In a filing sent to the Department of Justice (DOJ) and the Federal Communications Commission (FCC), Sen. Franken said the merger would be a bad deal for consumers, noting that some analysts predict that wireless costs could go up by as much as 25 percent as a result. He also said that the merger would further stifle competition in an already-concentrated wireless market and would allow only two companies-AT&T and Verizon-to control more than 80 percent of the market.
"This transaction is not in the public interest," Sen. Franken said in his filing. "If approved, it would result in greatly reduced competition, the potential loss of thousands of jobs, higher consumer prices, and less innovation in technology. I urge the FCC and the DOJ to deny AT&T's application for approval of its acquisition of T-Mobile."
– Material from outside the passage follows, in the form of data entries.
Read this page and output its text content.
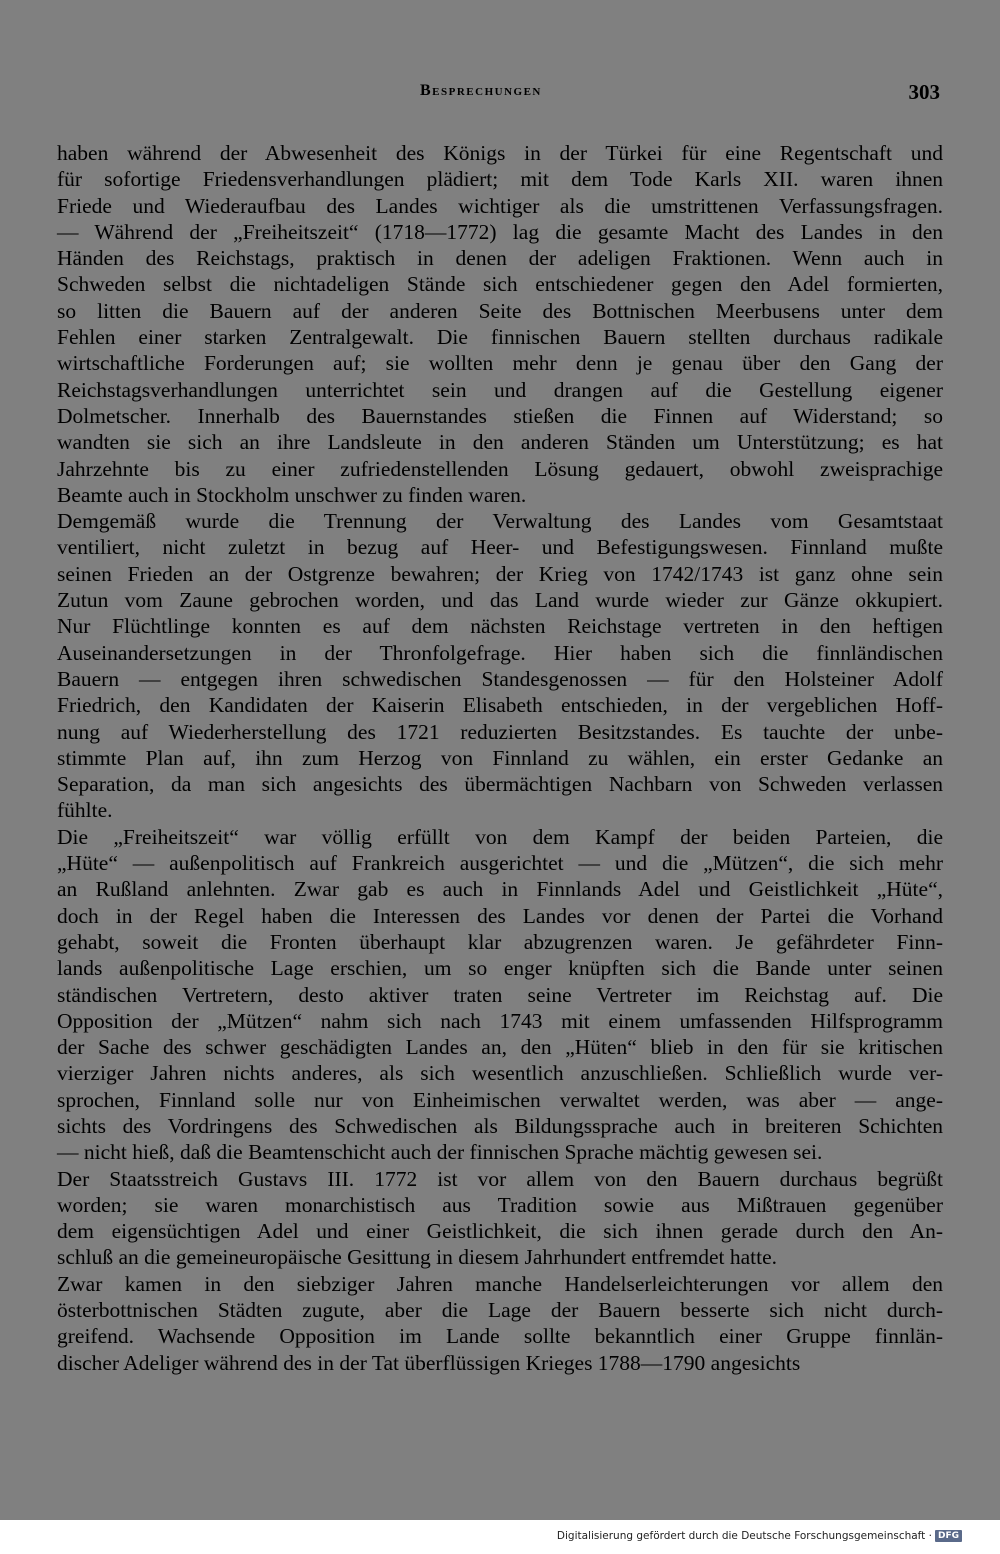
Besprechungen	303
haben während der Abwesenheit des Königs in der Türkei für eine Regentschaft und
für sofortige Friedensverhandlungen plädiert; mit dem Tode Karls XII. waren ihnen
Friede und Wiederaufbau des Landes wichtiger als die umstrittenen Verfassungsfragen.
— Während der „Freiheitszeit“ (1718—1772) lag die gesamte Macht des Landes in den
Händen des Reichstags, praktisch in denen der adeligen Fraktionen. Wenn auch in
Schweden selbst die nichtadeligen Stände sich entschiedener gegen den Adel formierten,
so litten die Bauern auf der anderen Seite des Bottnischen Meerbusens unter dem
Fehlen einer starken Zentralgewalt. Die finnischen Bauern stellten durchaus radikale
wirtschaftliche Forderungen auf; sie wollten mehr denn je genau über den Gang der
Reichstagsverhandlungen unterrichtet sein und drangen auf die Gestellung eigener
Dolmetscher. Innerhalb des Bauernstandes stießen die Finnen auf Widerstand; so
wandten sie sich an ihre Landsleute in den anderen Ständen um Unterstützung; es hat
Jahrzehnte bis zu einer zufriedenstellenden Lösung gedauert, obwohl zweisprachige
Beamte auch in Stockholm unschwer zu finden waren.
Demgemäß wurde die Trennung der Verwaltung des Landes vom Gesamtstaat
ventiliert, nicht zuletzt in bezug auf Heer- und Befestigungswesen. Finnland mußte
seinen Frieden an der Ostgrenze bewahren; der Krieg von 1742/1743 ist ganz ohne sein
Zutun vom Zaune gebrochen worden, und das Land wurde wieder zur Gänze okkupiert.
Nur Flüchtlinge konnten es auf dem nächsten Reichstage vertreten in den heftigen
Auseinandersetzungen in der Thronfolgefrage. Hier haben sich die finnländischen
Bauern — entgegen ihren schwedischen Standesgenossen — für den Holsteiner Adolf
Friedrich, den Kandidaten der Kaiserin Elisabeth entschieden, in der vergeblichen Hoff-
nung auf Wiederherstellung des 1721 reduzierten Besitzstandes. Es tauchte der unbe-
stimmte Plan auf, ihn zum Herzog von Finnland zu wählen, ein erster Gedanke an
Separation, da man sich angesichts des übermächtigen Nachbarn von Schweden verlassen
fühlte.
Die „Freiheitszeit“ war völlig erfüllt von dem Kampf der beiden Parteien, die
„Hüte“ — außenpolitisch auf Frankreich ausgerichtet — und die „Mützen“, die sich mehr
an Rußland anlehnten. Zwar gab es auch in Finnlands Adel und Geistlichkeit „Hüte“,
doch in der Regel haben die Interessen des Landes vor denen der Partei die Vorhand
gehabt, soweit die Fronten überhaupt klar abzugrenzen waren. Je gefährdeter Finn-
lands außenpolitische Lage erschien, um so enger knüpften sich die Bande unter seinen
ständischen Vertretern, desto aktiver traten seine Vertreter im Reichstag auf. Die
Opposition der „Mützen“ nahm sich nach 1743 mit einem umfassenden Hilfsprogramm
der Sache des schwer geschädigten Landes an, den „Hüten“ blieb in den für sie kritischen
vierziger Jahren nichts anderes, als sich wesentlich anzuschließen. Schließlich wurde ver-
sprochen, Finnland solle nur von Einheimischen verwaltet werden, was aber — ange-
sichts des Vordringens des Schwedischen als Bildungssprache auch in breiteren Schichten
— nicht hieß, daß die Beamtenschicht auch der finnischen Sprache mächtig gewesen sei.
Der Staatsstreich Gustavs III. 1772 ist vor allem von den Bauern durchaus begrüßt
worden; sie waren monarchistisch aus Tradition sowie aus Mißtrauen gegenüber
dem eigensüchtigen Adel und einer Geistlichkeit, die sich ihnen gerade durch den An-
schluß an die gemeineuropäische Gesittung in diesem Jahrhundert entfremdet hatte.
Zwar kamen in den siebziger Jahren manche Handelserleichterungen vor allem den
österbottnischen Städten zugute, aber die Lage der Bauern besserte sich nicht durch-
greifend. Wachsende Opposition im Lande sollte bekanntlich einer Gruppe finnlän-
discher Adeliger während des in der Tat überflüssigen Krieges 1788—1790 angesichts
Digitalisierung gefördert durch die Deutsche Forschungsgemeinschaft · DFG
You can read the full filing here.
Sen. Franken has been a strong advocate for consumers since coming to the Senate. He initially raised concerns about this merger during a statement on the Senate floor on May 4, 2011, which you can view here. Sen. Franken also questioned the impact of the merger on consumers at a Judiciary Committee hearing in May, which you can watch here.
Sen. Franken also worked diligently to strengthen the FCC's order on Net Neutrality and succeeded in strengthening the final ruling. In an effort to help protect consumers from the possible negative effects of the Comcast-NBC Universal merger, Sen. Franken successfully pushed to impose several conditions on the merger. Most recently, Sen. Franken held the first hearing of the Judiciary Subcommittee on Privacy, Technology and the Law called Protecting Mobile Privacy: Your Smartphones, Tablets, Cell Phones and Your Privacy during which he heard from representatives from Apple and Google, officials from the Department of Justice and the Federal Trade Commission, and technology experts. He has since introduced the Location Privacy Protection Act that would require companies like Apple and Google as well as app developers to receive express consent from users of mobile devices like smartphones and tablets before sharing information about those users' location with third parties.